A resilient payment system

The hardware and database architecture of Settle has some characteristics that it is very important for API client implementors to be aware of. The advantage of this architecture is that Settle is very resilient against the failure of individual servers or network connections. The flip side of the coin is that the return of a HTTP 5xx response code (most often 500 or 503) is more common than with more traditional system that runs on only a few machines which are assumed to not fail.

A 5xx error normally does not indicate that something is wrong. It simply indicates that the API client should try again. This behaviour is fully expected, and the API is carefully designed to make sure retrying works in all cases.

Idempotency and retries

The most important concept in the Settle Settle API is that it is idempotent, which simply means: Every request can safely be submitted multiple times. For instance, let us assume you submit a payment request to a customer by calling the POST /payment_request/ endpoint. In return you will get a transaction ID. Now, if you do the same request again with the same pos_id and pos_tid, you will always get the same ID back, and your customer will only see a single payment request. To submit a new payment request, you have to change pos_tid to something else.

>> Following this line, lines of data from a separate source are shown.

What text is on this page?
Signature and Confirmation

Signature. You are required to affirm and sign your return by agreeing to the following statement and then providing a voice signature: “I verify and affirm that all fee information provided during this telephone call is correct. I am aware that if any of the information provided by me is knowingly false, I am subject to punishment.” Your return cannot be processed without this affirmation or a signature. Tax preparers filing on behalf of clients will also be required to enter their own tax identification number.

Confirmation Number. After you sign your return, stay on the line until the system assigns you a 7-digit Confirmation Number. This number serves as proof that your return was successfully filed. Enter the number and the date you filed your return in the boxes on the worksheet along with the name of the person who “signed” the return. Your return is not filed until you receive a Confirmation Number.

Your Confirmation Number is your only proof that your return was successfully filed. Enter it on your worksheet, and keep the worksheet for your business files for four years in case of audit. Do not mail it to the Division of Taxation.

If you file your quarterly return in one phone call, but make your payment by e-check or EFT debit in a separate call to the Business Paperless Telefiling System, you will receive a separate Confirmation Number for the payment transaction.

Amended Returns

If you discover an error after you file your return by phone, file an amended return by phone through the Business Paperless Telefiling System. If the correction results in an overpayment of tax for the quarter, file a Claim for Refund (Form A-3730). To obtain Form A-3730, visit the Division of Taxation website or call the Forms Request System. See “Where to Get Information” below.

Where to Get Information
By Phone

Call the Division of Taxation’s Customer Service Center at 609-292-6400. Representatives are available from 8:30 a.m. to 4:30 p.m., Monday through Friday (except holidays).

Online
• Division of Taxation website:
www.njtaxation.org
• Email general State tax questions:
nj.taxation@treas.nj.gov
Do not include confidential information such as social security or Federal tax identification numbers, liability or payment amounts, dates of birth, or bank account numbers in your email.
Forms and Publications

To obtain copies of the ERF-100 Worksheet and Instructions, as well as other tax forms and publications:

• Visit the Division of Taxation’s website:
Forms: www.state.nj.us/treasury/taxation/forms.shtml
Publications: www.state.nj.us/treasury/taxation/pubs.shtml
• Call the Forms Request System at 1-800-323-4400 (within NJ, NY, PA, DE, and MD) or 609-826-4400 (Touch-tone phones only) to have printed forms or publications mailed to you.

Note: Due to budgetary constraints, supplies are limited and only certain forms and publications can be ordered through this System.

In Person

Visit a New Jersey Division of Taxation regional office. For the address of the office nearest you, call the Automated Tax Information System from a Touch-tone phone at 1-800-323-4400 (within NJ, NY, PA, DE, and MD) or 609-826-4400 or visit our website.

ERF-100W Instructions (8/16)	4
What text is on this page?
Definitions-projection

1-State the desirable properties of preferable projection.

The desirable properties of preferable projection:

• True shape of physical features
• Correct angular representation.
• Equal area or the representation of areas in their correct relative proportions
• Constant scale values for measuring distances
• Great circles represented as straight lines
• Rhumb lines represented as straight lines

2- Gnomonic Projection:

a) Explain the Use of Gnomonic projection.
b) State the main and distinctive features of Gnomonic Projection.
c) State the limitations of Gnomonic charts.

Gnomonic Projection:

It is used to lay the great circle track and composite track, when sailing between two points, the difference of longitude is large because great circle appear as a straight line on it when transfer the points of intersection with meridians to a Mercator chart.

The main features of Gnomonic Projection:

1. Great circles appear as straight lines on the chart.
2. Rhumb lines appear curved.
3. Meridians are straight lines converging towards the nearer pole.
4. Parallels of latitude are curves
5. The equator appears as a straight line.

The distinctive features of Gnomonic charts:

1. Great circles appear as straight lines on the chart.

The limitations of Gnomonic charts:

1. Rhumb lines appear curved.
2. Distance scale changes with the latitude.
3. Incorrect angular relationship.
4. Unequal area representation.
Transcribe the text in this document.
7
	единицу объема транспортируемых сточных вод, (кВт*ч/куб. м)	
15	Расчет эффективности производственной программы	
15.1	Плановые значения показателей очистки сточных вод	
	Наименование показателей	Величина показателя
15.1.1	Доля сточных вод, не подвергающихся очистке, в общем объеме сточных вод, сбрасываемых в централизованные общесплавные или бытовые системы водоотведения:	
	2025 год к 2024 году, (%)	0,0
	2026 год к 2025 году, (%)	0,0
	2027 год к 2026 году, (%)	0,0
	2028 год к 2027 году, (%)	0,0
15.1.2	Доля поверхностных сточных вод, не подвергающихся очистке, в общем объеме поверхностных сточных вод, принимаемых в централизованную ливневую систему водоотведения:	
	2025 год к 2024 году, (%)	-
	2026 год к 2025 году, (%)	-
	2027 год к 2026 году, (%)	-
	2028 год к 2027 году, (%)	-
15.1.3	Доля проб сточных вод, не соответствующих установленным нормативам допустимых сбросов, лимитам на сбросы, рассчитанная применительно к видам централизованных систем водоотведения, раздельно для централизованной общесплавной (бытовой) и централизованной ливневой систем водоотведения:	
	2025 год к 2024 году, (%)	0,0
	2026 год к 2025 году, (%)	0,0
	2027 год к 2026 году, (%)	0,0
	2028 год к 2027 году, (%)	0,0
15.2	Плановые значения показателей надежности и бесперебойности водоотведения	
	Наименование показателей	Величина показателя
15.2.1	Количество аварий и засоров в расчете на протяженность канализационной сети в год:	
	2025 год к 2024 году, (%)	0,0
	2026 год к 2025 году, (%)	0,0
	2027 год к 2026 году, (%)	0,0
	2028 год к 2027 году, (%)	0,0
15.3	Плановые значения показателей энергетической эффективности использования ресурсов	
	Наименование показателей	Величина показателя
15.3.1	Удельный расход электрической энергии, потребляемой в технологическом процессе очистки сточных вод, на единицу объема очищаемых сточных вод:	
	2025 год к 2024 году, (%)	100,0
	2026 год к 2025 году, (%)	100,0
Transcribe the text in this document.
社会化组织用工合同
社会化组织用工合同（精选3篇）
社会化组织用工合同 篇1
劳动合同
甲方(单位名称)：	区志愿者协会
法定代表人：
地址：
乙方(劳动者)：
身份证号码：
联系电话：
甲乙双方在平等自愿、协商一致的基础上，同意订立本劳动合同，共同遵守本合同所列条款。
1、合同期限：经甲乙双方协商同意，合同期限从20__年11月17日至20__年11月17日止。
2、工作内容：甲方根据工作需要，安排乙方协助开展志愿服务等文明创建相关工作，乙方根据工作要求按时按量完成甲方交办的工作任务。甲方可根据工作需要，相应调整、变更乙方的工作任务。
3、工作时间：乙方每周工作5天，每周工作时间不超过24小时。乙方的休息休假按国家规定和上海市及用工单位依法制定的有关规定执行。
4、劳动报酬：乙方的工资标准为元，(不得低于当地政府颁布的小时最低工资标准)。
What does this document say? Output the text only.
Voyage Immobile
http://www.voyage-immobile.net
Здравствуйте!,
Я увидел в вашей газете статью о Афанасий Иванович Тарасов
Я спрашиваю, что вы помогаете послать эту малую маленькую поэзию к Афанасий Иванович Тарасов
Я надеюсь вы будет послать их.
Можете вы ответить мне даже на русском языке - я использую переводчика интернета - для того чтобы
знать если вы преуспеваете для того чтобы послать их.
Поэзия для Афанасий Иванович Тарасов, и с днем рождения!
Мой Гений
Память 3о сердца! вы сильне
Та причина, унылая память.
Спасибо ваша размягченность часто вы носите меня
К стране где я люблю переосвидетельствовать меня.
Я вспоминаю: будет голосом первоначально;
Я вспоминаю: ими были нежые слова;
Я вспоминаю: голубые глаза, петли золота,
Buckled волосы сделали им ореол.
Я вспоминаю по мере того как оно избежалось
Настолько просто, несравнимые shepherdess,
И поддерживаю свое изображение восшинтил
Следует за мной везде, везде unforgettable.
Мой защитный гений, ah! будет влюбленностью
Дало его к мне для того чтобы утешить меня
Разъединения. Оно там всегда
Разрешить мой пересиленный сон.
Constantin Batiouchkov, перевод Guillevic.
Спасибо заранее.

A call to Settle can fail for 3 reasons:

  1. The call from the API client to Settle never arrives at Settle due to network failure. In this case nothing has been done.
  2. The response back from Settle never reaches the API client due to network failure. In this case the request has been processed successfully, but the API client does not know it.
  3. The Settle backend returns a 5xx error. In this case the request may have been processed successfully, or it may not.

In summary, whether the API call results in a timeout or a 5xx error, the API client does not know whether or not the call was successful. The appropriate reponse is to try again. If the first call was successful, the second call will always do nothing, and no harm is done.

Warning

If you get 5xx, the request may either have succeeded or failed. Treat a 5xx the same way as a timeout caused by network problems, where you do not know what has happened. The correct response is to retry the request until you get either a 2xx or 4xx return code back.

Guidelines

The simplest strategy is to retry the API call again and again with a one-second pause until the call gives a 2xx or a 4xx HTTP return code. This simple strategy should be sufficient for implementations of the Settle API.

If the merchant submits "bills" that should stay in the customers timeline for many days, timing is usually not essential, and one should normally just continue to retry every request until they go through (perhaps switching to a 5-minute delay between retries after one minute has passed).

In the situation of an interactive payment, whether in a webstore or in a physical shop, the following guidelines apply:

  • Set a short expiration on payment requests (a few minutes).
  • Until the point where a CAPTURE has been submitted to the PUT /payment_request/<tid>/ endpoint, the money will always be automatically refunded after 3 days. If a CAPTURE has not been submitted, it is OK to give up and assume the money will not arrive. If the user has paid, the money will be refunded.
  • If an AUTH has been received by the merchant, it is OK to give the goods to the customer. Settle guarantees that the authorization will be valid for 3 days, so one can put the request in a queue and retry it every hour until the network/merchant systems/Settle is available again.
  • If a 5xx or timeout happens when submitting the CAPTURE, one must retry until success. This is the only case where it is not safe to simply give up. However, as noted above, it is OK to hand out goods and delay the retry of the CAPTURE to some later time (such as end-of-day closing of cash registers).

Note

In the vast majority of cases, when you get a 5xx error a second attempt a second later will go through. The guidelines above also cater for more situations that are much more extreme. By following the guidelines you will not only be resilient against unexpected failures on the part of Settle, but also network failures, having payments correctly processed even if your own systems go down, and so on.

Background reading: The Settle backend architecture

A common way to host payments services is to have either a single or a small handful highly reliable nodes, with redundant power supplies and scheduled hardware maintenance.

Settle runs on Google App Engine, which has an architecture very different from this:

  • One run on tens or hundreds of slower commodity hardware servers instead of a few high-powered servers.
  • Servers are not assumed to stay available. All code is written so that a server can go down at any time without disturbing operations.
  • Hardware maintenance happen on the fly, without disturbing operations.

It does however put some responsibility for retrying requests on the API client. If one of the server computers is suddenly unplugged for maintenance, or have a hard drive corruption, or there is too much load on one part of the database, the API client will either see a request timeout (within 60 seconds) or a 5xx error. This is normal, and part of how the system is supposed to work.